- Born: 20 April 1941 Ambasamudram, Tirunelveli, India
- Died: 17 July 2011 (aged 70) Trivandrum, Kerala
- Education: Government Law College, Trivandrum IPS
- Occupation: Lawyer
- Family: Adv. T.K. Anandapadmanabhan (Nephew)

Signature

= T P Sundararajan =

Indian lawyer

T.P. Sundararajan (20 April 1941 – 17 July 2011) was an Indian lawyer. Sundararajan was a born in the town of Ambasamudram in Tirunelveli district of Tamil Nadu. 	He was a prolific student and earned his Indian Police Service, IPS. He went on to graduate in law from Government Law College, Trivandrum. Early in his career he had held key positions in the national Intelligence Bureau and Ministry of Home Affairs.

==Life and education==
He was born into an orthodox Tamil Brahmin Hindu family from Southern part of Tamil Nadu and living in Trivandrum, Kerala. Born to Seshalakshmi and T.K. Padmanabha Iyengar, he was the youngest of four children. He had one older brother and two older sisters. He was mentored by his father who was a school Headmaster from a very early age. He was prolific in Sanskrit, Tamil, Malayalam & English. He remained a bachelor throughout his life, living along with his brother TP Krishnan and his family. He was recruited into Indian Police Service, IPS on the basis of All India Services, IAS etc. Examination in 1963. He worked as an Indian Police Service, IPS for over 5 years in the State. He was the Assistant Director of Intelligence Bureau (India). He also worked in the Ministry of Home Affairs (India), Government of India. He later resigned from Ministry of Home Affairs, IPS to be closer to family and to take care of his ailing father. He enrolled as an advocate in 1970. He obtained his master's degree in Law (ML) majoring in Crimes and Torts. He also went on to obtain another master's degree in Law (LLM) in Constitutional Law and International Law.

==Academic career==
Sundararajan taught law in Trivandrum for over 15 years as a part-time lecturer and as a visiting professor.

==Judicial career==
Sundararajan's career as a lawyer spanned three decades. He practiced as an advocate in the Courts of Thiruvananthapuram, in the High Courts and in the Supreme Court of India. He was registered as an Advocate on Record of the Supreme Court of India. He was familiar with all branches of law at the Original, Trial, Appellate and Special-Leave Jurisdiction in all Courts and Tribunals. He has been on the panel of Advocates for the Canara Bank and Syndicate Bank. He fought on the side of Nalini Netto on the famous sexual harassment case in 1999, against Transport Minister Neelalohitadasan Nadar, when the former was the Transport Secretary, leading to the resignation of the latter, though Nadar was later acquitted in the case.

==Religion and belief==
Sundararajan was known for his simple living and strong beliefs. His faith and belief in the foundation of ancient Hindu scriptures was remarkable. His devotion to Lord Padmanabha at Padmanabhaswamy Temple, Thiruvananthapuram was unshakable. It was oftentimes quoted that the Lord would only wake up to his smiling face. He was born in a higher upper middle class Tamil Brahmin scholarly family. Having learnt the Sanskrit texts and ancient philosophies from his parents at an early age, he held it his utmost duty to follow them in all circumstances. He would go days on a fast without water or food while continuing his routine seamlessly.
He belonged to the Hindu subsect of Sri Vaishnavism, whose roots are based on the teachings of Bhagawad Ramanuja. Sundararajan maintained the austerities of a sage throughout his life in thought, discipline, simplicity and truth. He was well-versed and fluent in scriptures of Vedanta Desika as he was in Law.

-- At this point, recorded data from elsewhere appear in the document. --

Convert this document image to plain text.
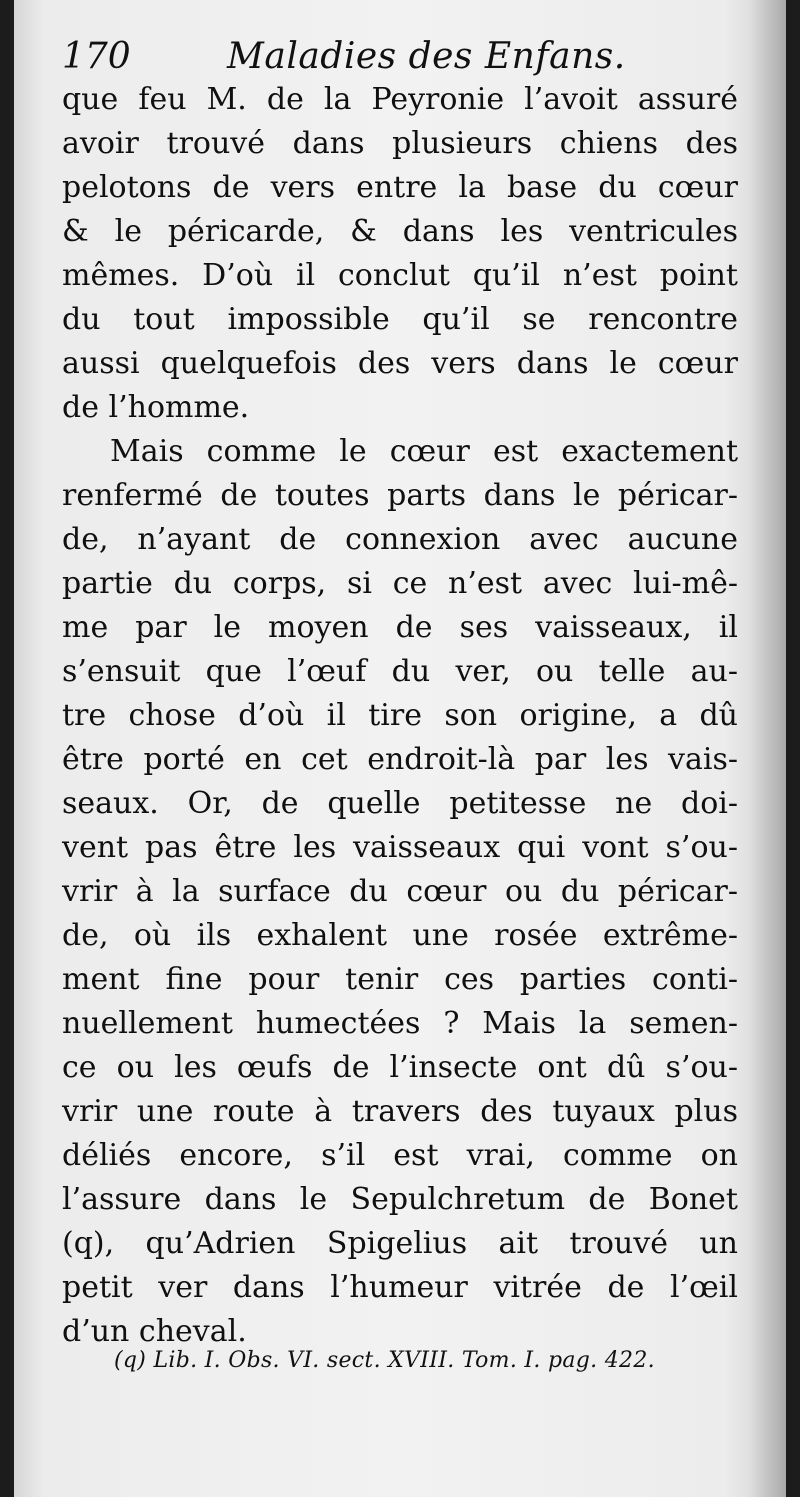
170	Maladies des Enfans.
que feu M. de la Peyronie l’avoit assuré
avoir trouvé dans plusieurs chiens des
pelotons de vers entre la base du cœur
& le péricarde, & dans les ventricules
mêmes. D’où il conclut qu’il n’est point
du tout impossible qu’il se rencontre
aussi quelquefois des vers dans le cœur
de l’homme.
Mais comme le cœur est exactement
renfermé de toutes parts dans le péricar-
de, n’ayant de connexion avec aucune
partie du corps, si ce n’est avec lui-mê-
me par le moyen de ses vaisseaux, il
s’ensuit que l’œuf du ver, ou telle au-
tre chose d’où il tire son origine, a dû
être porté en cet endroit-là par les vais-
seaux. Or, de quelle petitesse ne doi-
vent pas être les vaisseaux qui vont s’ou-
vrir à la surface du cœur ou du péricar-
de, où ils exhalent une rosée extrême-
ment fine pour tenir ces parties conti-
nuellement humectées ? Mais la semen-
ce ou les œufs de l’insecte ont dû s’ou-
vrir une route à travers des tuyaux plus
déliés encore, s’il est vrai, comme on
l’assure dans le Sepulchretum de Bonet
(q), qu’Adrien Spigelius ait trouvé un
petit ver dans l’humeur vitrée de l’œil
d’un cheval.
(q) Lib. I. Obs. VI. sect. XVIII. Tom. I. pag. 422.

==Later years, illness and death==
Travel throughout India for professional and religious reasons coupled with religious austerities had weakened Sundararajan over the years. Although he had delegated his professional work to his junior and nephew T.K. Ananda Padmanabhan he was occasionally traveling despite ailing health. Rigorous fasting and being on a meager diet slowly lead him to his death. He suffered from fever for over a couple of days followed by a heart attack in the early hours of 17 July 2011 when he died amidst his family members.